April 08, 2003|by MARLO BARNHART

A Hagerstown-area man facing charges in Virginia of supplying several federal agencies with uncertified bomb-sniffing dogs was indicted last Thursday on charges of shipping explosives through airfreight, witness tampering, wire fraud, and lying to authorities.

Russell L. Ebersole was charged in a six-count indictment handed down by a grand jury in the U.S. District Court for the Western District of Virginia in Charlottesville.

Conviction on all counts would carry a maximum of 40 years in prison and $1.5 million in fines, according to a press release from the office of U.S. Attorney John L. Brownlee.


Ebersole, 43, is the president and director of Detector Dogs Against Drugs and Explosives and is the owner of Aberdeen Acres Pet Care Center and Aberdeen Acres Canine Training Academy, all located in Stephenson, Va., near Winchester.

Ebersole previously was indicted in the Eastern District of Virginia on 28 counts of wire fraud, accusing him of marketing the services of bomb-sniffing dogs that could not detect explosives.

Conviction on those charges carry a maximum punishment of 140 years in prison and $1.4 million in fines.

A grand jury sitting in the U.S. District Court in Alexandria, Va., indicted Ebersole on March 14 on those charges, for which he will stand trial May 14.

Ebersole is awaiting trial on Virginia state perjury charges.
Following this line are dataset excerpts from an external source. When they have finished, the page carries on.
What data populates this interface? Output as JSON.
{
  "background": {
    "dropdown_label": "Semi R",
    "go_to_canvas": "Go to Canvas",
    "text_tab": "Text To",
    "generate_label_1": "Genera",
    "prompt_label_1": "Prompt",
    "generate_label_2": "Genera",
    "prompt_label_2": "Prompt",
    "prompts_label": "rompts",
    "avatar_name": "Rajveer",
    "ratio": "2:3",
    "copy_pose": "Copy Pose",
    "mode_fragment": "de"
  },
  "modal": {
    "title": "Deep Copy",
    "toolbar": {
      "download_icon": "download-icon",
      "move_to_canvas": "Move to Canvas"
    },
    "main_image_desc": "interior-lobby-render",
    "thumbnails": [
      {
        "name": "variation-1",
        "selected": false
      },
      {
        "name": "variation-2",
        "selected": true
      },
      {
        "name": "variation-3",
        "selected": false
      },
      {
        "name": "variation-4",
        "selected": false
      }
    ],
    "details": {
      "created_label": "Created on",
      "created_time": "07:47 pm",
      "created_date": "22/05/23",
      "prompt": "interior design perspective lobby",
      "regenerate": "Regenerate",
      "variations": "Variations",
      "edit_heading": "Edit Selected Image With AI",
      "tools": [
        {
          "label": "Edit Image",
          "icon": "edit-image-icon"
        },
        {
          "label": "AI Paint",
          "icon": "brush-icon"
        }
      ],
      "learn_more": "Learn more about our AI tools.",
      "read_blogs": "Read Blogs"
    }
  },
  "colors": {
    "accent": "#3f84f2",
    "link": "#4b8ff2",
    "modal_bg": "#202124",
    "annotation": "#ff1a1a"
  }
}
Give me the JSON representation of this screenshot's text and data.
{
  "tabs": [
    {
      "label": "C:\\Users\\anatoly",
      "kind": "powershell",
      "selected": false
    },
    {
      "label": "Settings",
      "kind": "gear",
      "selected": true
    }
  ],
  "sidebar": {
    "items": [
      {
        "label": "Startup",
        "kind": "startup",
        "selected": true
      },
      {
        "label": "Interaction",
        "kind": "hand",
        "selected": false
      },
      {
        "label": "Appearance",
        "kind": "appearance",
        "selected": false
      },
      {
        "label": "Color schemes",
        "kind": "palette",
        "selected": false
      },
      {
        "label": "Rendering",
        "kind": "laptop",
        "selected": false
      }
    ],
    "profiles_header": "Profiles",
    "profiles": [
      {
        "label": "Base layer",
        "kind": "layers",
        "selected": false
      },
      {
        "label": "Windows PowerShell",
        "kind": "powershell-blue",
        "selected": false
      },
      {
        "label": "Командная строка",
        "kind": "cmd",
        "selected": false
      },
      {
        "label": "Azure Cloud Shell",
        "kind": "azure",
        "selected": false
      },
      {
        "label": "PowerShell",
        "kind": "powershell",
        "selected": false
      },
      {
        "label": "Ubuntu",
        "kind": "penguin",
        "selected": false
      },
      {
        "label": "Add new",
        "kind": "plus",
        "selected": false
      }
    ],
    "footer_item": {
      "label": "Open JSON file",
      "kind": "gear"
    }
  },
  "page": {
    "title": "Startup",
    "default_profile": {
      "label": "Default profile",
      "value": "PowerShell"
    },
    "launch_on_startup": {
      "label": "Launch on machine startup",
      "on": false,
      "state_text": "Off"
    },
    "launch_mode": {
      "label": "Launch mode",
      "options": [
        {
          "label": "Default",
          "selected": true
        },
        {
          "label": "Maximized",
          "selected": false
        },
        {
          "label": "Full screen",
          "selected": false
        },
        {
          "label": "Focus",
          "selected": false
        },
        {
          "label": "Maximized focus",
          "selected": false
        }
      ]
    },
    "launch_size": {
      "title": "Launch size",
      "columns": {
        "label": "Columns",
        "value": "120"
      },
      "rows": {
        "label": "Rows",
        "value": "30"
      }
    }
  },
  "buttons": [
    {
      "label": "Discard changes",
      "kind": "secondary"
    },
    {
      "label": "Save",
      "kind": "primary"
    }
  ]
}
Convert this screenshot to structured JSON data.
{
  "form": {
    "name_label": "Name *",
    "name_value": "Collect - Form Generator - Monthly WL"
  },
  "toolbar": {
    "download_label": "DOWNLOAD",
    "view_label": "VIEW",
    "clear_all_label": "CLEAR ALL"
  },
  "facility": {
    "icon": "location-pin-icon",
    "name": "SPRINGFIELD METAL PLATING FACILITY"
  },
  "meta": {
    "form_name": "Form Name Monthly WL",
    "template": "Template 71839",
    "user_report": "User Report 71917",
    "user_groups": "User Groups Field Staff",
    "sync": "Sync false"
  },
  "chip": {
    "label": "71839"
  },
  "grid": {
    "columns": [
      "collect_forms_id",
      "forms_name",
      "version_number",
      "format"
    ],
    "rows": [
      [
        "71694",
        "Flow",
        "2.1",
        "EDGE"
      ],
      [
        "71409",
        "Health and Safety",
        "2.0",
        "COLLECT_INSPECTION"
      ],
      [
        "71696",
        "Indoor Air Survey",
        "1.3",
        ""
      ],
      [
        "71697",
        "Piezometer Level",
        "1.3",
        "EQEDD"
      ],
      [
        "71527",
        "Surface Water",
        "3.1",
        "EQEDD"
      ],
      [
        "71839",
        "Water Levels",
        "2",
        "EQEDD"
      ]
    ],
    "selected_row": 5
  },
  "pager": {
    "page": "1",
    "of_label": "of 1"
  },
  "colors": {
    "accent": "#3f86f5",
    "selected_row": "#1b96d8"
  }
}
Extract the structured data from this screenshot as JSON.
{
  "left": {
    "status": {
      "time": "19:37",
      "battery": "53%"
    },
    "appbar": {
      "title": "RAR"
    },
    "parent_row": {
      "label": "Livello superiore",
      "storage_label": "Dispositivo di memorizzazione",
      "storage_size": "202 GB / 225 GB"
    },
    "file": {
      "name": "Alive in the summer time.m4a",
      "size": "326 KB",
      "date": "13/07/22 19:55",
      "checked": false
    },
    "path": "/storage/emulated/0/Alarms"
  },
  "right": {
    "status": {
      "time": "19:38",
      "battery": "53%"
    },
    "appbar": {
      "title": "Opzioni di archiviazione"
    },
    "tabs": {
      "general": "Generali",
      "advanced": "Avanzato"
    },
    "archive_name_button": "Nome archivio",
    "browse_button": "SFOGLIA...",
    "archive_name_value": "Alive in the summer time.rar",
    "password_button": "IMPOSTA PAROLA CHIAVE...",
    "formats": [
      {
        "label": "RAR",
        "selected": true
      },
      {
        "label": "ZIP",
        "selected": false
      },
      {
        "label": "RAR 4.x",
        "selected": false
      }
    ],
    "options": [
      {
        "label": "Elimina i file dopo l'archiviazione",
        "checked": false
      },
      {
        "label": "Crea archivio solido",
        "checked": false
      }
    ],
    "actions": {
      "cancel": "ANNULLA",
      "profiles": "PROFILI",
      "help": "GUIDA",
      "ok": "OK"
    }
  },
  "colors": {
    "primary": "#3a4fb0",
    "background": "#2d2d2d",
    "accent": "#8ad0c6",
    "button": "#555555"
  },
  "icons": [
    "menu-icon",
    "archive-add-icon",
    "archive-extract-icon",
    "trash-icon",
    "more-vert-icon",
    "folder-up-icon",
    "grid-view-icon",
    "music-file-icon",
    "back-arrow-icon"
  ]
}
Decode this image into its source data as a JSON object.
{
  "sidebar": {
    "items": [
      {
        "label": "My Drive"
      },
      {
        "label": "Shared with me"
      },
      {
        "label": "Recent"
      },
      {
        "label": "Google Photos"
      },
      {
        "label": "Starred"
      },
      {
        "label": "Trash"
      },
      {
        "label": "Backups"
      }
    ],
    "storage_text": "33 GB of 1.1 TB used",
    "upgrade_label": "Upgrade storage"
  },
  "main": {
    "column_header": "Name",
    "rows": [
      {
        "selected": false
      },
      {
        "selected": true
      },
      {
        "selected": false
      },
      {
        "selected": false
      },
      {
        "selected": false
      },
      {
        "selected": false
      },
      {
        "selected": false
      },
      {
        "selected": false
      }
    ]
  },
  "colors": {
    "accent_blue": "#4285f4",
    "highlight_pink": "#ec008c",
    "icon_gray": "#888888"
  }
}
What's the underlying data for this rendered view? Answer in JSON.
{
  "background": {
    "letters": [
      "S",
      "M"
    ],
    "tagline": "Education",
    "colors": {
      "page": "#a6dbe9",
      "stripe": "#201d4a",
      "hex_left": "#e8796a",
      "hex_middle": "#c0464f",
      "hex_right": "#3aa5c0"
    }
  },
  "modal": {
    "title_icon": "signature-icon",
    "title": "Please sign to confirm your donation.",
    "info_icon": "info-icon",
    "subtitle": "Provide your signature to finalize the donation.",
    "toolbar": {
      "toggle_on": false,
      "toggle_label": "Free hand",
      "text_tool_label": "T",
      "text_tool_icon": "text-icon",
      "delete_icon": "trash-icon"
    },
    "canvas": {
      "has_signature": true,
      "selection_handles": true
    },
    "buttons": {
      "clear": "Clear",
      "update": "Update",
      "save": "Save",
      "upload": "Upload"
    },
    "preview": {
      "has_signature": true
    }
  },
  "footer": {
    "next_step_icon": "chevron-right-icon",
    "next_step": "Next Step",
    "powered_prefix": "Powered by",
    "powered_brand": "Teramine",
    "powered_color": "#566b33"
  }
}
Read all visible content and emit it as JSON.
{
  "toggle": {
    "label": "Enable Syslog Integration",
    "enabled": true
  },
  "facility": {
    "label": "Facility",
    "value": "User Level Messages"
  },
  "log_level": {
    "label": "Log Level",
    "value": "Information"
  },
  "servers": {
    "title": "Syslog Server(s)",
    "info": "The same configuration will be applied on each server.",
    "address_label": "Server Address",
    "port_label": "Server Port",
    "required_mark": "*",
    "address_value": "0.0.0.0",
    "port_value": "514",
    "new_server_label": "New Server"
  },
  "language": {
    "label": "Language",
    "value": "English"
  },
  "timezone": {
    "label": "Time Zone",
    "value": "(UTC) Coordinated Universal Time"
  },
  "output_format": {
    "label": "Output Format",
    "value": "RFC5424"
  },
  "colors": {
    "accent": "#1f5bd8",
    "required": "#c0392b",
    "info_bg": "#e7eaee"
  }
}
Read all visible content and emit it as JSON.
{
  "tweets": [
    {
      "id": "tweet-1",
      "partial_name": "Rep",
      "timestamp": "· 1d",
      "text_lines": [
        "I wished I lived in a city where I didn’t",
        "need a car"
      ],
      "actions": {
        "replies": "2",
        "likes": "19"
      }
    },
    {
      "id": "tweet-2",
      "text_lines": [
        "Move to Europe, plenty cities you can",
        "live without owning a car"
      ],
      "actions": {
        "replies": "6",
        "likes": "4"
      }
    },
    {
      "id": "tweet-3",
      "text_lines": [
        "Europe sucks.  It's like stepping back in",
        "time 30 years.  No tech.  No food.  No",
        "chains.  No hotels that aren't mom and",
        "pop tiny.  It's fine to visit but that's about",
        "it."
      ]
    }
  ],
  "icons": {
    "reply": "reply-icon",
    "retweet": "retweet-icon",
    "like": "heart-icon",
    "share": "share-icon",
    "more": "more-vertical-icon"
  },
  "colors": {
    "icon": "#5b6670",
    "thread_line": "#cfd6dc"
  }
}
He is set to stand trial on those charges in Richmond on April 14.

He was arrested in connection with the earlier indictments on March 14 on Garis Shop Road south of Hagerstown, according to the Washington County Sheriff's Department.

The agencies for which Ebersole provided dogs included the Department of State and the Federal Reserve Board of Governors in Washington, D.C., the Federal Emergency Management Agency Disaster Field Office in New York City and the IRS Service Center in Fresno, Calif., according to the 26-count indictment.

The federal agencies paid Ebersole's company more than $700,000 for its services, according to a statement from the U.S. Attorney's Office.

The indictment alleges that Ebersole made false statements about his business, its training procedures and the qualification of his dogs and their handlers.

The company's dogs failed explosives detection tests administered by federal officials on five different occasions, the U.S. Attorney's Office's statement alleges.